Sunday, October 8th, Introduction to Game Theory





Game theory is the study of rational players' behaviors and different games, or situations.


Denote (a,b) be the payoffs, or the rewards, to players a and b.

We started with a few examples of simple games, including:

The prisoner's dilemma, with both players confessing yielding in (-5,-5), both denying yielding in (-2,-2), but one player confessing yielding in -1 for that player and -10 for the other.

The take or pass game, with the player receiving n and the other player receiving 0, or repeating the game but increasing n by 1, and changing the player that decides.

The dictator's game, where a player decides the splitting of the payoffs and another player decides whether that is accepted or both get 0.

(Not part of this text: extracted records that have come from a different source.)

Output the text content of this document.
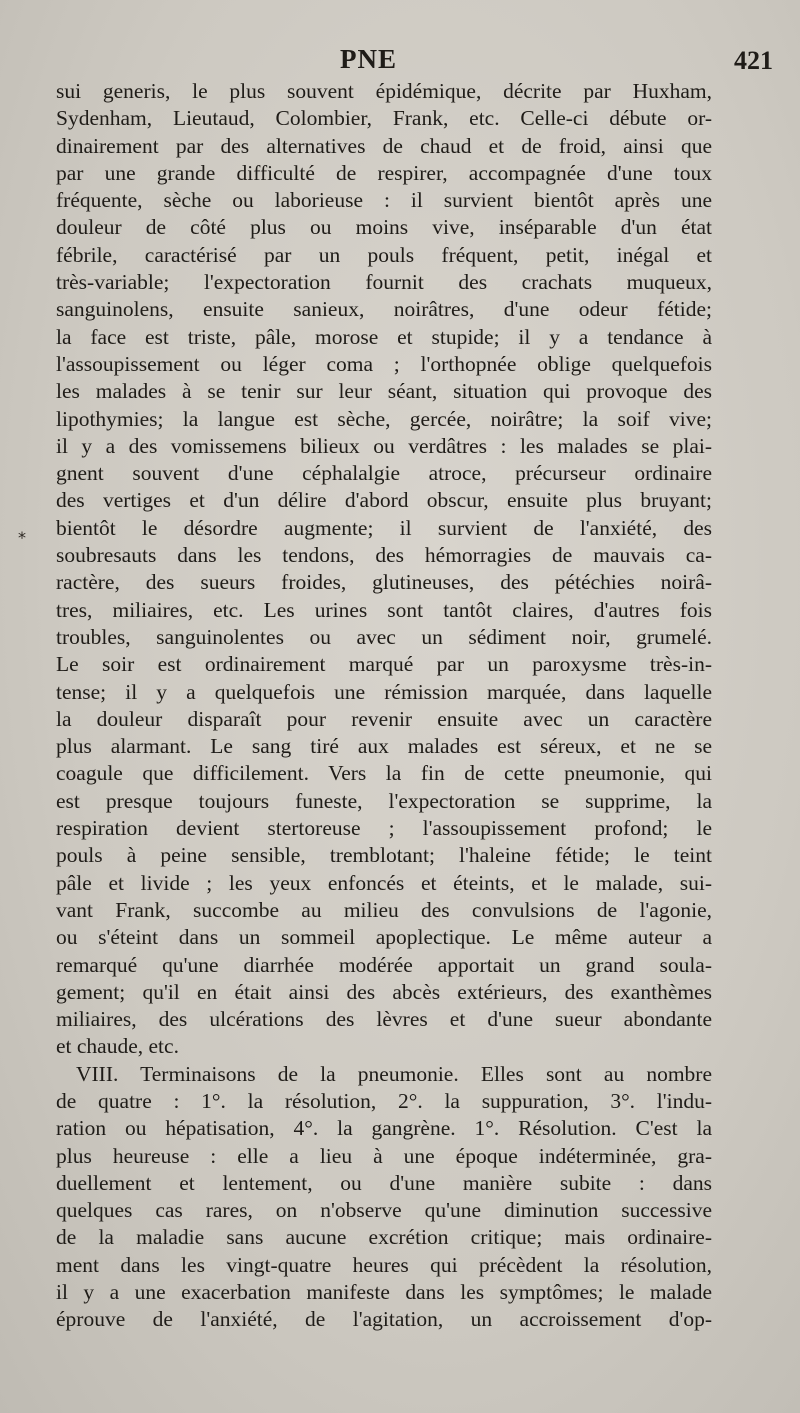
PNE	421
*
sui generis, le plus souvent épidémique, décrite par Huxham,
Sydenham, Lieutaud, Colombier, Frank, etc. Celle-ci débute or-
dinairement par des alternatives de chaud et de froid, ainsi que
par une grande difficulté de respirer, accompagnée d'une toux
fréquente, sèche ou laborieuse : il survient bientôt après une
douleur de côté plus ou moins vive, inséparable d'un état
fébrile, caractérisé par un pouls fréquent, petit, inégal et
très-variable; l'expectoration fournit des crachats muqueux,
sanguinolens, ensuite sanieux, noirâtres, d'une odeur fétide;
la face est triste, pâle, morose et stupide; il y a tendance à
l'assoupissement ou léger coma ; l'orthopnée oblige quelquefois
les malades à se tenir sur leur séant, situation qui provoque des
lipothymies; la langue est sèche, gercée, noirâtre; la soif vive;
il y a des vomissemens bilieux ou verdâtres : les malades se plai-
gnent souvent d'une céphalalgie atroce, précurseur ordinaire
des vertiges et d'un délire d'abord obscur, ensuite plus bruyant;
bientôt le désordre augmente; il survient de l'anxiété, des
soubresauts dans les tendons, des hémorragies de mauvais ca-
ractère, des sueurs froides, glutineuses, des pétéchies noirâ-
tres, miliaires, etc. Les urines sont tantôt claires, d'autres fois
troubles, sanguinolentes ou avec un sédiment noir, grumelé.
Le soir est ordinairement marqué par un paroxysme très-in-
tense; il y a quelquefois une rémission marquée, dans laquelle
la douleur disparaît pour revenir ensuite avec un caractère
plus alarmant. Le sang tiré aux malades est séreux, et ne se
coagule que difficilement. Vers la fin de cette pneumonie, qui
est presque toujours funeste, l'expectoration se supprime, la
respiration devient stertoreuse ; l'assoupissement profond; le
pouls à peine sensible, tremblotant; l'haleine fétide; le teint
pâle et livide ; les yeux enfoncés et éteints, et le malade, sui-
vant Frank, succombe au milieu des convulsions de l'agonie,
ou s'éteint dans un sommeil apoplectique. Le même auteur a
remarqué qu'une diarrhée modérée apportait un grand soula-
gement; qu'il en était ainsi des abcès extérieurs, des exanthèmes
miliaires, des ulcérations des lèvres et d'une sueur abondante
et chaude, etc.
VIII. Terminaisons de la pneumonie. Elles sont au nombre
de quatre : 1°. la résolution, 2°. la suppuration, 3°. l'indu-
ration ou hépatisation, 4°. la gangrène. 1°. Résolution. C'est la
plus heureuse : elle a lieu à une époque indéterminée, gra-
duellement et lentement, ou d'une manière subite : dans
quelques cas rares, on n'observe qu'une diminution successive
de la maladie sans aucune excrétion critique; mais ordinaire-
ment dans les vingt-quatre heures qui précèdent la résolution,
il y a une exacerbation manifeste dans les symptômes; le malade
éprouve de l'anxiété, de l'agitation, un accroissement d'op-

The volunteering game, where a player can decrease their own payoff by 3 in exchange for increasing everyone else's payoff by 1

Rock, Paper, Scissors.


In order to determine the logical decisions at each situation, we define dominant strategies to be the strategy for the given player that maximizes their payoff irrespective of the other player's decisions. In other words, it is the best (or one of the best) choice for yourself no matter the circumstances.

Dominant strategies do not necessarily exist. There could also be more than 1.

Nash Equilibrium is the outcome(s) at which neither players can change their decisions to improve their payoff. i.e., there is no incentive to cheat, and this is always achieved in a game with 2 infinitely smart and logical players.

If a dominant strategy exists, there is almost always at least 1 nash equilibrium. If both players have 1 dominant strategy, there is guaranteed to be exactly 1 nash equilibrium.


Of the games mentioned above, all of them but rock paper scissors have nash equilibriums. In the dictator's game, there are multiple.


Learning about all of these, we can make better decisions in real life situations, and it really helps with problem solving. For example, let's look at the following problem I learned from a Chinese Mathematic Olympiad book:

5 Pirates, A,B,C,D,E, found a treasure consisting of 100 gold coins. They decide to use the traditional way of determining who gets how much.

Firstly, A proposes a way to split the coins. If he gets at least half of the votes (including his own), then the proposal is accepted and everyone gets that amount of coins. If he does not get at least half of the votes, however, he is executed.

If A gets executed, B proposes a way to split the coins. If B gets at least half of the votes (including his own), the the proposal is accepted and everyone gets that amount of coins. Otherwise, B gets executed.

Repeat the process until only E remains, or a proposal gets passed.

Assuming that all pirates are infinitely smart and perfectly logical, and will vote in favor of execution of the pirate if they get the same number of coins regardless of their vote. If you are Pirate A, how should you split the coins so that you get as many as possible, without dying?


This might seem like an extremely hard situation, with A keeping little coins to himself and using almost all coins to make the other members happy. However, this is not true. We can think backwards and use Nash Equilibria to solve this problem.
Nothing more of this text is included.